Philippi is a large urban and semi-rural area in Cape Town's Cape Flats region, in the Western Cape, South Africa.

It comprises the Philippi Horticultural Area to the west, which is sparsely populated compared to the surrounding city and contains many farms. This area produces around 80% of Cape Town's freshproduce, and generates around half a billion rand's worth of economic output per annum.

It also includes the suburbs of Brown's Farm, Philippi East and Samora Machel located within its eastern half. The neighbourhoods of Gugulethu and Nyanga are located to its north.

==History==
The nomadic Khoi pastoralists once used the land for grazing their animals and hunting for food. The first community of local residents was recorded in 1833 during which time it was known as "Die Duine" (The Dunes). The Philippi Germans arrived in Cape Town in three groups between 1860 and 1883, and became known for their ability to grow vegetables in the sandy soils of the Cape Flats.
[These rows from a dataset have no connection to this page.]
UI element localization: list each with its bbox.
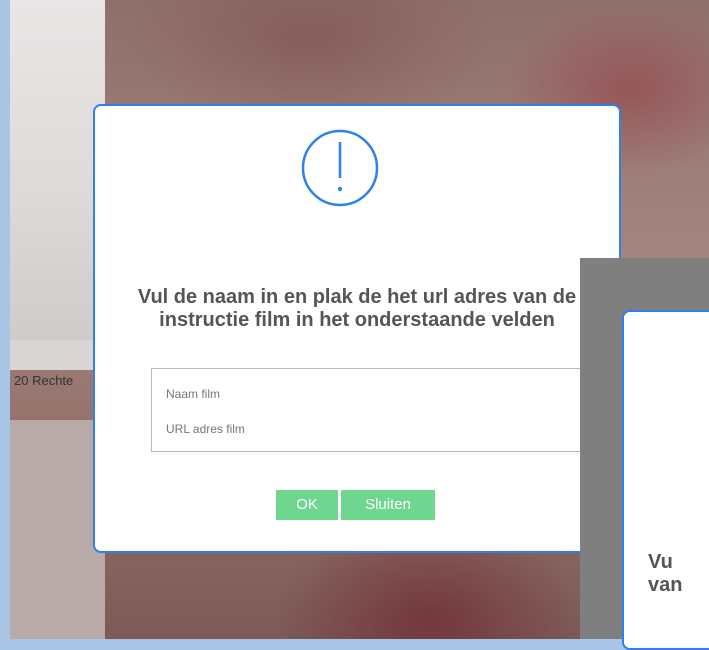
ok-button[interactable]: OK — [276, 490, 338, 520]
form-fields: Naam film URL adres film — [151, 368, 631, 452]
background-label: 20 Rechte — [14, 373, 74, 388]
second-dialog-title-line1: Vu — [648, 551, 673, 573]
background-strip — [10, 340, 100, 370]
alert-circle-icon — [301, 129, 379, 207]
second-dialog-title-line2: van — [648, 574, 683, 596]
film-name-input[interactable]: Naam film — [166, 387, 220, 401]
dialog-title: Vul de naam in en plak de het url adres … — [137, 286, 577, 331]
background-panel — [10, 0, 105, 340]
second-dialog — [622, 310, 709, 650]
film-url-input[interactable]: URL adres film — [166, 422, 245, 436]
second-dialog-title: Vu van — [648, 551, 709, 597]
add-video-dialog: Vul de naam in en plak de het url adres … — [93, 104, 631, 553]
background-lower-panel — [10, 420, 105, 639]
close-button[interactable]: Sluiten — [341, 490, 435, 520]
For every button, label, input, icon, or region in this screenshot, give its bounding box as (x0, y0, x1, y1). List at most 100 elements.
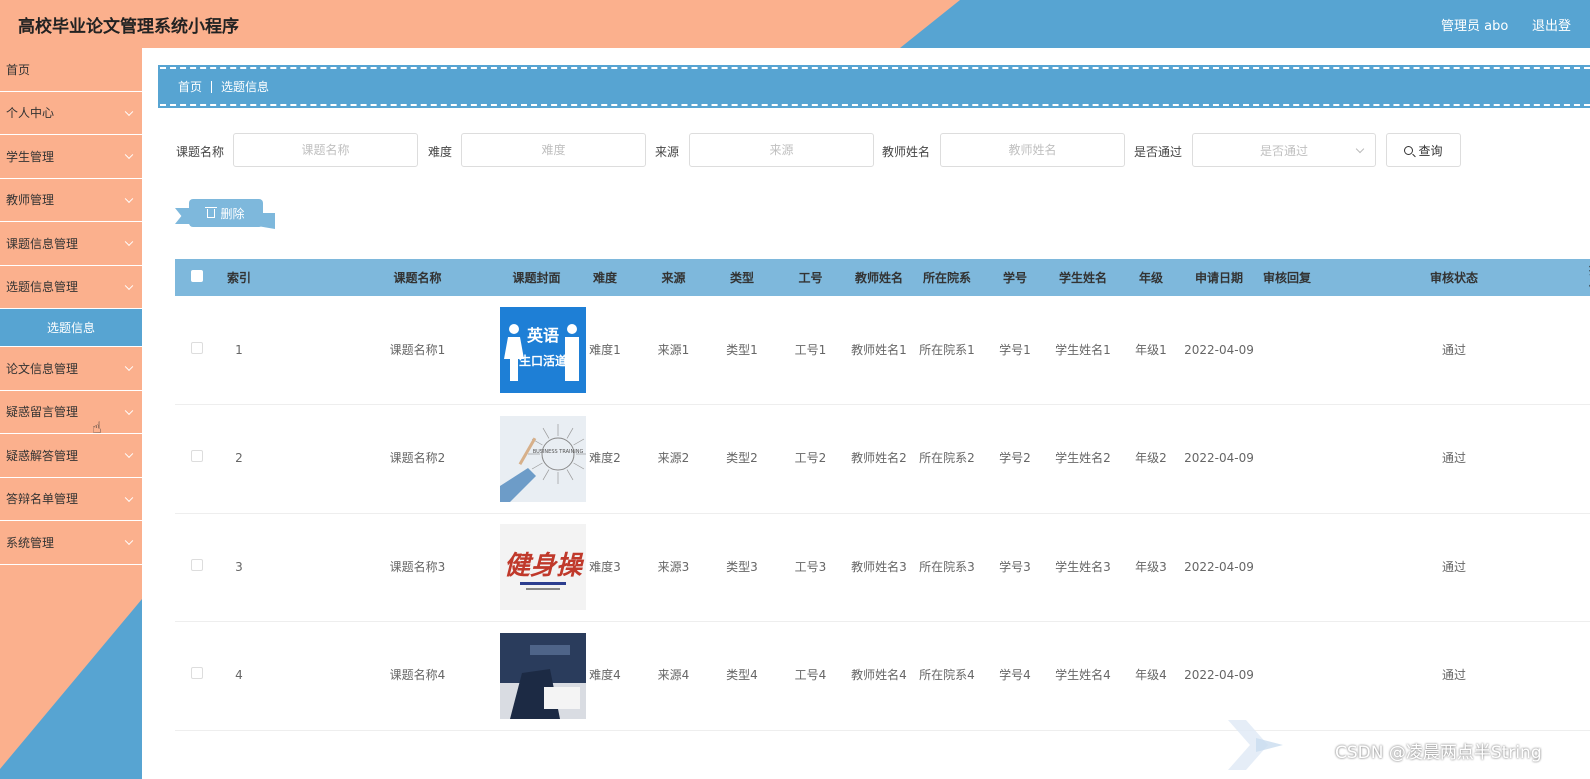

Until the 1970s the area was mainly used for grazing with a few farms located in the area. Phillipi was established in the late 1970s after black farm workers were banned from a local farm.

As resistance to apartheid grew in the 1980s Philippi increasingly became a place of refuge from the political unrest in the former homelands. Additional residents came to live in Philippi when farms in Mitchell's Plain were eliminated due to urban sprawl.

At least half of Cape Town's vegetables are grown in the Philippi Horticultural Area, despite being surrounded by residential suburbs which include townships, informal settlements and century-old neighborhoods.

The ability to grow produce is greatly aided by the fact that the area sits on top of a large aquifer. The Germans developed farming methods over three generations to adapt to the extreme weather conditions and sandy soil. One of these practices was no-till farming. Its use is being reintroduced and encouraged today.

== Economy ==

The Philippi Horticultural Area provides up to 80% of Cape Town's fresh produce. Continuing urban development within the horticultural area has been controversial amid concerns that it will have a negative impact on food sustainability within Cape Town broadly. The area's agricultural activities generate R484 million of economic output annually.

Philippi is seen by government and businesses as ideal for certain business related developments. Philippi is slated for a number of large developments including the 'Philippi Mini-City'.